A highly anticipated report by U.S. regulators buttresses calls for staying the course on fuel economy targets that automakers say are unworkable and want eased.
Based on current trends, the average car would get between 50 and 52.6 miles per gallon by 2025, falling short of the original projection of 54.5, according to the draft technical assessment released by the U.S. Environmental Protection Agency, the National Highway Transportation Safety Administration and the California Air Resources Board.
However, the report said automakers can draw on an array of technologies to satisfy the target and it will cost less than expected.
“The draft report supports that the administration’s fuel economy program can continue to incentivize innovation and reduce fuel consumption while also ensuring that consumers can continue to choose the vehicles they want to drive," National Highway Traffic Safety Administrator Mark Rosekind said in a news release.
Regulators used the assessment to reiterate their view that automakers can meet fuel-economy goals primarily by equipping a higher percentage of gasoline engines with gasoline-saving features like direct-injection and turbo-charging, and by making vehicles lighter.
The report projects that the 2022-2025 standards will be met mostly with improved conventional gasoline engines and “modest levels” of hybrid sales and “very low levels” of full electric sales. "A wider range of technologies exist for manufacturers to use" to meet the standards, "and at costs that are similar or lower than those projected in the 2012 rule."
The document shows slight differences between EPA, which is estimating lower costs of at least $894 and NHTSA, which projects at least $1,245.
Tailpipe Emissions
Although the draft analysis focuses on model years 2022-2025, it concludes manufacturers exceeded the standards for each of the first three years of the program, and in 2014 outperformed the standards by 1.4 miles per gallon, according to an EPA news release describing the document.

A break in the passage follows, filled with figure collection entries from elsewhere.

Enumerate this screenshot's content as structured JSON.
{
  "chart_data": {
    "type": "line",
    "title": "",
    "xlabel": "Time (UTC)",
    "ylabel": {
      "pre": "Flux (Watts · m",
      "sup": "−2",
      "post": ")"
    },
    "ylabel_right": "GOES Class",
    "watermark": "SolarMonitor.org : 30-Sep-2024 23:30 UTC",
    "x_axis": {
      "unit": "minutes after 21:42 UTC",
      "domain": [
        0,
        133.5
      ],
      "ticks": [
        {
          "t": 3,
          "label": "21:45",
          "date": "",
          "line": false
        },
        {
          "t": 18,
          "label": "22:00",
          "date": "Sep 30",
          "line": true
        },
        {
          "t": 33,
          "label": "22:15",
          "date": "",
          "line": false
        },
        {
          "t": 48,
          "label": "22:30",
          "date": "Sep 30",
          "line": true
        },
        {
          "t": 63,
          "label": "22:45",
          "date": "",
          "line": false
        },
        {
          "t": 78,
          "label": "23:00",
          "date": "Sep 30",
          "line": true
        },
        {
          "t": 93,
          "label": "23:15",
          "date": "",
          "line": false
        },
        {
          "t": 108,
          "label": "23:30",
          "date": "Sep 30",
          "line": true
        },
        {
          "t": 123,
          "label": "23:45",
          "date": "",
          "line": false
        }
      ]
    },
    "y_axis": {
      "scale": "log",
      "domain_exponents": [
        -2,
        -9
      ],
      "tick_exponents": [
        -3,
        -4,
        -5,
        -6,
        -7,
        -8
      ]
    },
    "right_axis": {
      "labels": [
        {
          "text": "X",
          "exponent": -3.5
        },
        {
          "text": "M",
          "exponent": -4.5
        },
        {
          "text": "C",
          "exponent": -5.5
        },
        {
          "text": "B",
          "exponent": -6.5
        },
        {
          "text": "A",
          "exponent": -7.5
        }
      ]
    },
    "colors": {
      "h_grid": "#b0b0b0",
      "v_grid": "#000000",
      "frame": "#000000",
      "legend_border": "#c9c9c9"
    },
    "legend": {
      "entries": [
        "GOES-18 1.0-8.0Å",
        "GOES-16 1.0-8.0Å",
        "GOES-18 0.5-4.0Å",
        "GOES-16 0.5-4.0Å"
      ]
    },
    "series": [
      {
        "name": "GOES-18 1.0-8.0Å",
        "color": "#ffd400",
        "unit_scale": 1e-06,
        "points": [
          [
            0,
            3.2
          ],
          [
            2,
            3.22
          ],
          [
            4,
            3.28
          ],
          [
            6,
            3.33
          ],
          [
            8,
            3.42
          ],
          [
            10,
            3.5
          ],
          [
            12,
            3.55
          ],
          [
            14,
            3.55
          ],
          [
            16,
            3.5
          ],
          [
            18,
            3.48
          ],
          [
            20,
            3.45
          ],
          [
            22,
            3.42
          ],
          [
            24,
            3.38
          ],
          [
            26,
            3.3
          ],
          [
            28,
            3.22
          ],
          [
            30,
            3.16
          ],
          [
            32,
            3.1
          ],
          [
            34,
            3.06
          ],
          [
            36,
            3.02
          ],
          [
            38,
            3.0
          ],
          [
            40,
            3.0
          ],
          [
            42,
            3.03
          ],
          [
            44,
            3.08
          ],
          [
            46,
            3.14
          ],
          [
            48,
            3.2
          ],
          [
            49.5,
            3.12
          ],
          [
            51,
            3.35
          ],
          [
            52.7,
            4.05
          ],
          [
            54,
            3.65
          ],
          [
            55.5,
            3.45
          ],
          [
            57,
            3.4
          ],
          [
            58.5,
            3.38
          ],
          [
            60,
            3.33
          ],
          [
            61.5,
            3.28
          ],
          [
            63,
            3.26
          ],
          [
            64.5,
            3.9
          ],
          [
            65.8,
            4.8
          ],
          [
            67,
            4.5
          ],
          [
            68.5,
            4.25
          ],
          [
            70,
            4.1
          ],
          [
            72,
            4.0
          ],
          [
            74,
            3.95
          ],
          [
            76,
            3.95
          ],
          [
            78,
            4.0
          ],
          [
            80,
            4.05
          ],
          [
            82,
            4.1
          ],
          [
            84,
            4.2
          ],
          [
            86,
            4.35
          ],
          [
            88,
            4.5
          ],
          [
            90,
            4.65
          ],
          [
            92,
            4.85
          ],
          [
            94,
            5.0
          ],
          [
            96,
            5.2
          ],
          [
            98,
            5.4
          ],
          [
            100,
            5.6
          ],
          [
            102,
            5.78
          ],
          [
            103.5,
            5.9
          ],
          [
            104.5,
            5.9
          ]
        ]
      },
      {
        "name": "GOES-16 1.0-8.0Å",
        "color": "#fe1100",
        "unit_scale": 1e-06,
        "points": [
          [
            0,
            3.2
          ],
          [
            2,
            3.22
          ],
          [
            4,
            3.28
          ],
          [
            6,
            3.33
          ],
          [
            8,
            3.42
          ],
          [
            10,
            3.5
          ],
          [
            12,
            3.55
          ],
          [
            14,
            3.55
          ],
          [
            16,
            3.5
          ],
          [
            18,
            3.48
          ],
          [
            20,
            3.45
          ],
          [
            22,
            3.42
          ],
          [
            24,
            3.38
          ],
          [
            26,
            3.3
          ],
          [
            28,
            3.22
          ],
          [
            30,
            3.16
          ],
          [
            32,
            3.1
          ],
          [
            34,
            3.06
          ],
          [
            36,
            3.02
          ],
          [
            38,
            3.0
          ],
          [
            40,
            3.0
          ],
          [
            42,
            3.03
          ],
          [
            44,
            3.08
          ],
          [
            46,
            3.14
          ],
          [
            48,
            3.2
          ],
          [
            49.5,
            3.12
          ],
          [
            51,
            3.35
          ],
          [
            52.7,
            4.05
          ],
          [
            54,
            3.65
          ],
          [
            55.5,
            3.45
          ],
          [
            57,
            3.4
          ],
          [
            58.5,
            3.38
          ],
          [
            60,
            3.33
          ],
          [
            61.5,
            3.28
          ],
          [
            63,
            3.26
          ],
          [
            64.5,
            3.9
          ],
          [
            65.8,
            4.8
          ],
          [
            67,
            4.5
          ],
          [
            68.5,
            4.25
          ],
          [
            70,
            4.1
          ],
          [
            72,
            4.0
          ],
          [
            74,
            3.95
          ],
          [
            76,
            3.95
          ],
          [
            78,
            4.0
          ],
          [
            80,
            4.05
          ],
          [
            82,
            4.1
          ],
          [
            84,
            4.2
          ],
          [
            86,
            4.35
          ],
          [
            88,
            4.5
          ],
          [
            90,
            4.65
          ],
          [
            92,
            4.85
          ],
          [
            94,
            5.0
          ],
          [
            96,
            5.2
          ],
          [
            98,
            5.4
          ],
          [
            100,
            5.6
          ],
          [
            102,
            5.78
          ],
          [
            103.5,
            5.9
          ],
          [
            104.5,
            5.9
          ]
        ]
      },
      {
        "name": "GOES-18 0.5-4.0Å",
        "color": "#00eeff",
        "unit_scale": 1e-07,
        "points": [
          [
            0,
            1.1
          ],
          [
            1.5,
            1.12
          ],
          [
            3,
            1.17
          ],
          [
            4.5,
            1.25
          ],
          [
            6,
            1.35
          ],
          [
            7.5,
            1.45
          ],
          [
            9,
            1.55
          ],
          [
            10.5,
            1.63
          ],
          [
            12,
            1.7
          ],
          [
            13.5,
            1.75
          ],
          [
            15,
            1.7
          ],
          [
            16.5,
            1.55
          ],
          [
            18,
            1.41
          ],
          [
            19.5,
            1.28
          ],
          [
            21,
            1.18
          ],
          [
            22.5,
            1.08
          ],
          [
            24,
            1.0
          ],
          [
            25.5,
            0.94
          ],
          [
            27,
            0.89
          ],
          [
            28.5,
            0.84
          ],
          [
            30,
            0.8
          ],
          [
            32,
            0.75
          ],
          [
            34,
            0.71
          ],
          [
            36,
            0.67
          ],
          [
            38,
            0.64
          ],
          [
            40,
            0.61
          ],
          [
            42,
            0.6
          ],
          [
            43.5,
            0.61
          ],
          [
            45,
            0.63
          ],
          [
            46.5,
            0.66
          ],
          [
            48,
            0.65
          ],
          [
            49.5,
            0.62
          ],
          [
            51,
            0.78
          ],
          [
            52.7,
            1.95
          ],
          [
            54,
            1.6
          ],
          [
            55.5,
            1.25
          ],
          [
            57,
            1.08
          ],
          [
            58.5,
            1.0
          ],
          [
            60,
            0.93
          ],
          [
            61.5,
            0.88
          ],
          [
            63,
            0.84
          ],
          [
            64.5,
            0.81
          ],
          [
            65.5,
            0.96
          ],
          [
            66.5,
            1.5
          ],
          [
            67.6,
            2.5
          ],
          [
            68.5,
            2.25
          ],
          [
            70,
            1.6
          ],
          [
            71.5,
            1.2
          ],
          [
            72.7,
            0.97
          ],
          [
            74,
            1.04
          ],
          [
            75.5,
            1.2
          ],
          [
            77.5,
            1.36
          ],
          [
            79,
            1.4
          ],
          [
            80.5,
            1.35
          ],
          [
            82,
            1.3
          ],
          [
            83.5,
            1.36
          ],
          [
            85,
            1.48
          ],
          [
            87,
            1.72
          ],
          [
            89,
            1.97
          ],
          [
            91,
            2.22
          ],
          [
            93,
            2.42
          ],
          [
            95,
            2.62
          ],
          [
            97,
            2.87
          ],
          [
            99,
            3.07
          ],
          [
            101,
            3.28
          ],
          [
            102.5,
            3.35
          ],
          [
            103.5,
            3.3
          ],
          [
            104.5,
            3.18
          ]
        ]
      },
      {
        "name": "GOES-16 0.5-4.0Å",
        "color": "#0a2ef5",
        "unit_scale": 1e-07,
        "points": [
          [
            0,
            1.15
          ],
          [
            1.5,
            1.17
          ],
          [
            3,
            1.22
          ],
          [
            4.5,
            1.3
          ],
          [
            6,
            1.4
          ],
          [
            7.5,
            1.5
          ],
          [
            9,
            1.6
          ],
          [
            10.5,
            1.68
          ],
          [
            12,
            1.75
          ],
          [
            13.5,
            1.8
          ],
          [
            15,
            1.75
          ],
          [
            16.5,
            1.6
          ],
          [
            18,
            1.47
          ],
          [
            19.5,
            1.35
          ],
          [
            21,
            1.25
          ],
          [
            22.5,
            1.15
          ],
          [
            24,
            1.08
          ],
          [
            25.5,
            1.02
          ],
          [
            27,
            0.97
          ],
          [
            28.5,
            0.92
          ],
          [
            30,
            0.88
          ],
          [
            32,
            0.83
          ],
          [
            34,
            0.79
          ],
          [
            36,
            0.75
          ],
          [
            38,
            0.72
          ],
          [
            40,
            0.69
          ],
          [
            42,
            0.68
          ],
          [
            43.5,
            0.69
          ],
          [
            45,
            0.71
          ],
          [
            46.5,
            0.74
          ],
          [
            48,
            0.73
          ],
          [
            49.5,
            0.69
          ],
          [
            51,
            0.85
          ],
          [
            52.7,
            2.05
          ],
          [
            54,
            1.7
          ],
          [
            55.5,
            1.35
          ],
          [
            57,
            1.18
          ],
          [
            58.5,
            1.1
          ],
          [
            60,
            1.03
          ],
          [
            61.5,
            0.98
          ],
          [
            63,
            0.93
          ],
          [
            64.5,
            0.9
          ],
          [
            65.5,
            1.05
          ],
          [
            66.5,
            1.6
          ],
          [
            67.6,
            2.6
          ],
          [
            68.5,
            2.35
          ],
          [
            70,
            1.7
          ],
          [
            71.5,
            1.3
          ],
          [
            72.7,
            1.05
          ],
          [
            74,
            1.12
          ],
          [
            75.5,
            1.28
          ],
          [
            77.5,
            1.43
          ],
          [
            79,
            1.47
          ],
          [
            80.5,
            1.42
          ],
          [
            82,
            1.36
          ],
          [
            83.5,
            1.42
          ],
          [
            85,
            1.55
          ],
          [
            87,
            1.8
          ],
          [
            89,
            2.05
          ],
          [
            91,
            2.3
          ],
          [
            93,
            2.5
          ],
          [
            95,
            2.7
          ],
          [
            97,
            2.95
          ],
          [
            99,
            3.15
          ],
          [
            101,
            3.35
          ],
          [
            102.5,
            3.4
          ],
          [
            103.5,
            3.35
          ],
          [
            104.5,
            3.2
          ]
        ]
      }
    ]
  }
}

In 2012, the EPA and NHTSA projected that the new standards would lower tailpipe emissions of carbon dioxide by 35% by 2025, to 163 grams per mile. But on Monday, the agencies said that if U.S. gasoline prices remain low, tailpipe CO2 emissions may only fall by 29%, to 178 grams per mile. The smaller improvement means that preventing the release of each gram of carbon dioxide would be more expensive.

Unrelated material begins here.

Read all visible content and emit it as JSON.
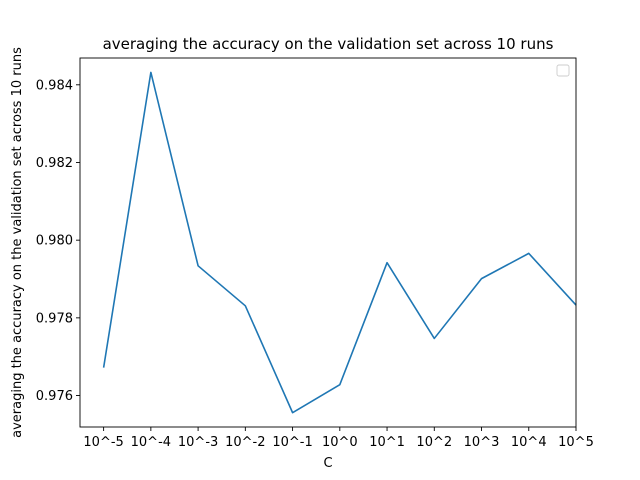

"Today’s report shows that gas-saving technology may even be cheaper than the government projected in 2012, and that additional cost-effective technologies have come on line since then," said Dan Becker, director of the Safe Climate Campaign.
In private meetings starting last year, automakers have been pleading not just for more time to meet the targets, but also for an expanded list of credits for eco-friendly technologies like efficient air conditioners, people familiar with the situation have said.
A Critical Reality Check
The Association of Global Automakers, whose members include Toyota and Honda Motor Co., responded that the midterm review presents "a critical reality check."
"Automakers are committed to the goals of the national greenhouse gas program, and continue to offer more fuel-efficient vehicle choices than ever before,” the group said in an e-mailed statement. "Yet, market conditions today are very different from when the standards were developed five years ago."